Die Saison beginnt bei uns im Februar mit dem Paratmachen der Tunnelbeete und Setzen von Salaten und Kohlrabi. Im Freiland beginnen wir in der Woche 11. Diese frühen Kulturen müssen noch mit einem Vlies gegen Kälte und Frostnächte geschützt werden.

Später brauchen wir manchmal statt Vliese Kulturschutznetze, um Schädlinge von Kohlpflanzen und Lauch abzuhalten. Weil die ständige Netz Hin- und Weg-Montiererei aber aufwändig ist, lassen wir das „Netzle“ manchmal sein. Dafür müssen wir dann Kohlsetzlinge und -Saaten bei Erdfloh-Epidemien mit Spinosad, einem Bodenbakterien-Toxin retten und müssen den Lauch zu gewissen Zeiten die von den Larven der Lauchmotte völlig verwurmten Schichten zuerst auswachsen lassen. Alles hat eben seinen Preis…

Noch ein paar Sätze zu wichtigen Themen beim Bio-Gärtnern, Mischkulturen, Mulchen, Pflanzenjauchen, Aussaatkalender:

Weil wir jedes Jahr die Pflanzung auf einem neuen „Schlag“ anlegen ist für uns die Fruchtfolge bzw. die Mischkultur nicht so wichtig. Wird ein abgeerntetes frühes Beet das zweite Mal bepflanzt, achten wir selbstverständlich darauf, dass nicht die gleichen Pflanzenfamilien folgen.
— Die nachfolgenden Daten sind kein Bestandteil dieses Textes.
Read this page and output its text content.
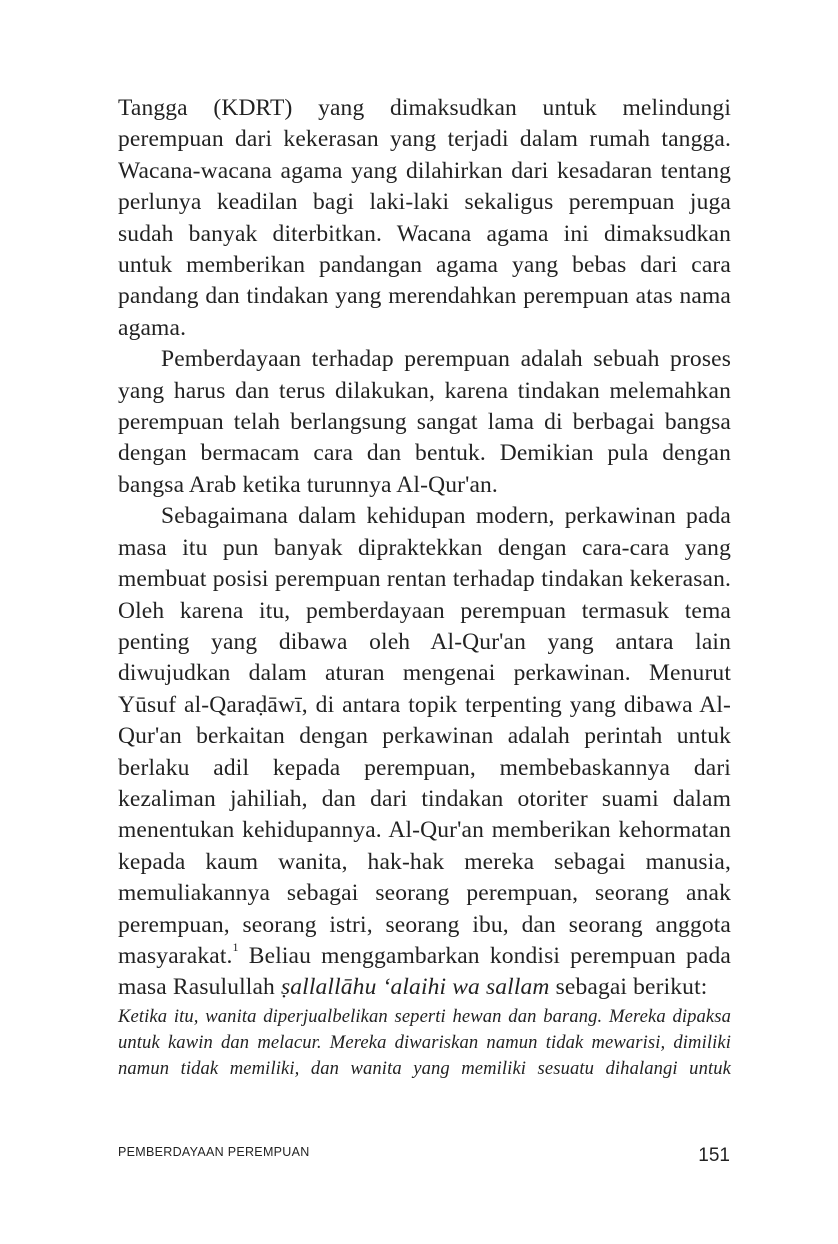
Tangga (KDRT) yang dimaksudkan untuk melindungi perempuan dari kekerasan yang terjadi dalam rumah tangga. Wacana-wacana agama yang dilahirkan dari kesadaran tentang perlunya keadilan bagi laki-laki sekaligus perempuan juga sudah banyak diterbitkan. Wacana agama ini dimaksudkan untuk memberikan pandangan agama yang bebas dari cara pandang dan tindakan yang merendahkan perempuan atas nama agama.

Pemberdayaan terhadap perempuan adalah sebuah proses yang harus dan terus dilakukan, karena tindakan melemahkan perempuan telah berlangsung sangat lama di berbagai bangsa dengan bermacam cara dan bentuk. Demikian pula dengan bangsa Arab ketika turunnya Al-Qur'an.

Sebagaimana dalam kehidupan modern, perkawinan pada masa itu pun banyak dipraktekkan dengan cara-cara yang membuat posisi perempuan rentan terhadap tindakan kekerasan. Oleh karena itu, pemberdayaan perempuan termasuk tema penting yang dibawa oleh Al-Qur'an yang antara lain diwujudkan dalam aturan mengenai perkawinan. Menurut Yūsuf al-Qaraḍāwī, di antara topik terpenting yang dibawa Al-Qur'an berkaitan dengan perkawinan adalah perintah untuk berlaku adil kepada perempuan, membebaskannya dari kezaliman jahiliah, dan dari tindakan otoriter suami dalam menentukan kehidupannya. Al-Qur'an memberikan kehormatan kepada kaum wanita, hak-hak mereka sebagai manusia, memuliakannya sebagai seorang perempuan, seorang anak perempuan, seorang istri, seorang ibu, dan seorang anggota masyarakat.$^1$ Beliau menggambarkan kondisi perempuan pada masa Rasulullah ṣallallāhu ʻalaihi wa sallam sebagai berikut:

Ketika itu, wanita diperjualbelikan seperti hewan dan barang. Mereka dipaksa untuk kawin dan melacur. Mereka diwariskan namun tidak mewarisi, dimiliki namun tidak memiliki, dan wanita yang memiliki sesuatu dihalangi untuk

PEMBERDAYAAN PEREMPUAN	151
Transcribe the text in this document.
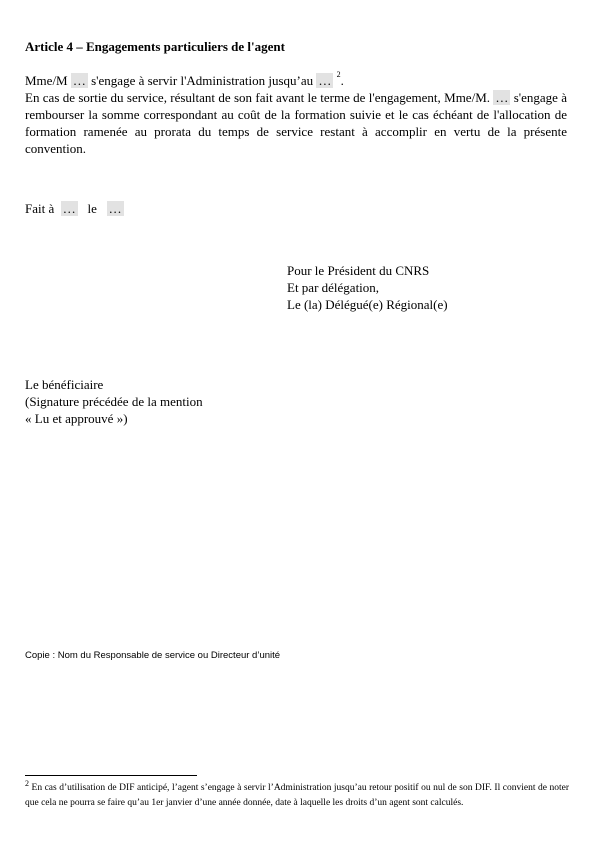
Article 4 – Engagements particuliers de l'agent
Mme/M … s'engage à servir l'Administration jusqu’au … $^2$.
En cas de sortie du service, résultant de son fait avant le terme de l'engagement, Mme/M. … s'engage à rembourser la somme correspondant au coût de la formation suivie et le cas échéant de l'allocation de formation ramenée au prorata du temps de service restant à accomplir en vertu de la présente convention.
Fait à … le …
Pour le Président du CNRS
Et par délégation,
Le (la) Délégué(e) Régional(e)
Le bénéficiaire
(Signature précédée de la mention
« Lu et approuvé »)
Copie : Nom du Responsable de service ou Directeur d’unité
$^2$ En cas d’utilisation de DIF anticipé, l’agent s’engage à servir l’Administration jusqu’au retour positif ou nul de son DIF. Il convient de noter que cela ne pourra se faire qu’au 1er janvier d’une année donnée, date à laquelle les droits d’un agent sont calculés.
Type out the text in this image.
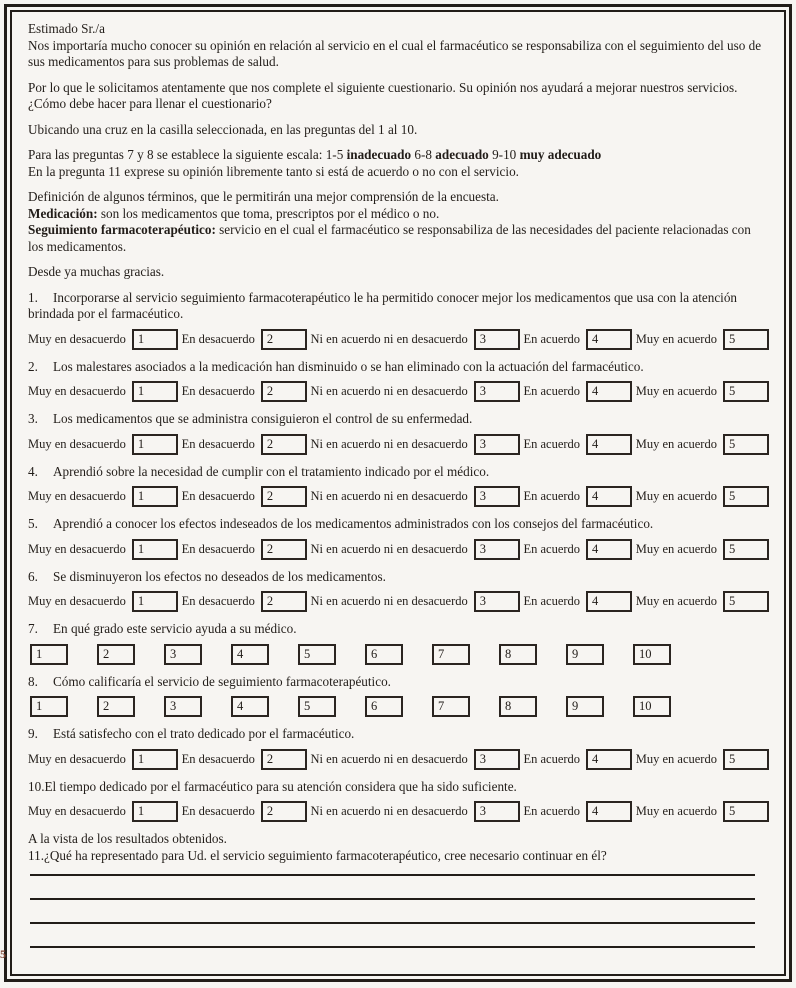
Estimado Sr./a
Nos importaría mucho conocer su opinión en relación al servicio en el cual el farmacéutico se responsabiliza con el seguimiento del uso de sus medicamentos para sus problemas de salud.

Por lo que le solicitamos atentamente que nos complete el siguiente cuestionario. Su opinión nos ayudará a mejorar nuestros servicios.
¿Cómo debe hacer para llenar el cuestionario?

Ubicando una cruz en la casilla seleccionada, en las preguntas del 1 al 10.

Para las preguntas 7 y 8 se establece la siguiente escala: 1-5 inadecuado 6-8 adecuado 9-10 muy adecuado
En la pregunta 11 exprese su opinión libremente tanto si está de acuerdo o no con el servicio.

Definición de algunos términos, que le permitirán una mejor comprensión de la encuesta.
Medicación: son los medicamentos que toma, prescriptos por el médico o no.
Seguimiento farmacoterapéutico: servicio en el cual el farmacéutico se responsabiliza de las necesidades del paciente relacionadas con los medicamentos.

Desde ya muchas gracias.

1. Incorporarse al servicio seguimiento farmacoterapéutico le ha permitido conocer mejor los medicamentos que usa con la atención brindada por el farmacéutico.

Muy en desacuerdo 1	En desacuerdo 2	Ni en acuerdo ni en desacuerdo 3	En acuerdo 4	Muy en acuerdo 5

2. Los malestares asociados a la medicación han disminuido o se han eliminado con la actuación del farmacéutico.

Muy en desacuerdo 1	En desacuerdo 2	Ni en acuerdo ni en desacuerdo 3	En acuerdo 4	Muy en acuerdo 5

3. Los medicamentos que se administra consiguieron el control de su enfermedad.

Muy en desacuerdo 1	En desacuerdo 2	Ni en acuerdo ni en desacuerdo 3	En acuerdo 4	Muy en acuerdo 5

4. Aprendió sobre la necesidad de cumplir con el tratamiento indicado por el médico.

Muy en desacuerdo 1	En desacuerdo 2	Ni en acuerdo ni en desacuerdo 3	En acuerdo 4	Muy en acuerdo 5

5. Aprendió a conocer los efectos indeseados de los medicamentos administrados con los consejos del farmacéutico.

Muy en desacuerdo 1	En desacuerdo 2	Ni en acuerdo ni en desacuerdo 3	En acuerdo 4	Muy en acuerdo 5

6. Se disminuyeron los efectos no deseados de los medicamentos.

Muy en desacuerdo 1	En desacuerdo 2	Ni en acuerdo ni en desacuerdo 3	En acuerdo 4	Muy en acuerdo 5

7. En qué grado este servicio ayuda a su médico.

1	2	3	4	5	6	7	8	9	10

8. Cómo calificaría el servicio de seguimiento farmacoterapéutico.

1	2	3	4	5	6	7	8	9	10

9. Está satisfecho con el trato dedicado por el farmacéutico.

Muy en desacuerdo 1	En desacuerdo 2	Ni en acuerdo ni en desacuerdo 3	En acuerdo 4	Muy en acuerdo 5

10.El tiempo dedicado por el farmacéutico para su atención considera que ha sido suficiente.

Muy en desacuerdo 1	En desacuerdo 2	Ni en acuerdo ni en desacuerdo 3	En acuerdo 4	Muy en acuerdo 5

A la vista de los resultados obtenidos.
11.¿Qué ha representado para Ud. el servicio seguimiento farmacoterapéutico, cree necesario continuar en él?

5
Wir haben angefangen, die Kürbisse- und Zucchetti-Beete mit schlechtem Heu, das die Kühe sowieso nicht fressen würden, zu mulchen, das gibt zwar ein paar Stunden mehr zu tun, dafür haben wir das Gefühl, dem Boden und den Pflanzen einen grossen Gefallen zu erweisen. Die Herstellung von Pflanzenjauche ist uns zu aufwändig, länger bleibenden Starkzehrern wie Zuckermais, Zucchetti, Kürbissen geben wir Mutterkuhstall-Mist genauso wie den Starkzehrern in den Tunnels (Auberginen, Peperoni, Tomaten, Gurken). Diese erhalten zusätzlich noch Holzasche und werden zum Teil z.B. mit Futtertisch-Resten gemulcht. Spinat und Kohlrabi (unter Plastik) werden oft mit einem rascher abgebauten und wirkenden organischen Melasse-Dünger gegossen.

Als biologisch-organische Bauern sind wir „offiziell“ vom Einhalten eines kosmischen Kalenders „dispensiert“, die Lehre der Einflüsse der kosmischen, unsichtbaren Kräfte auf das Wachstum der Pflanzen ist für uns eine Wissenschaft für sich. Uns sind oft die anderen Bedingungen – ist der Boden parat, ist nach dem Setzen Regen angesagt, oder wäre sowieso wieder eine Beregnung der Pflanzung an der Reihe, hat jemand gerade Zeit zum Setzen – genügend grosse Restriktionen, da sind wir froh, wenn wir uns nicht noch um eine mehr kümmern müssen.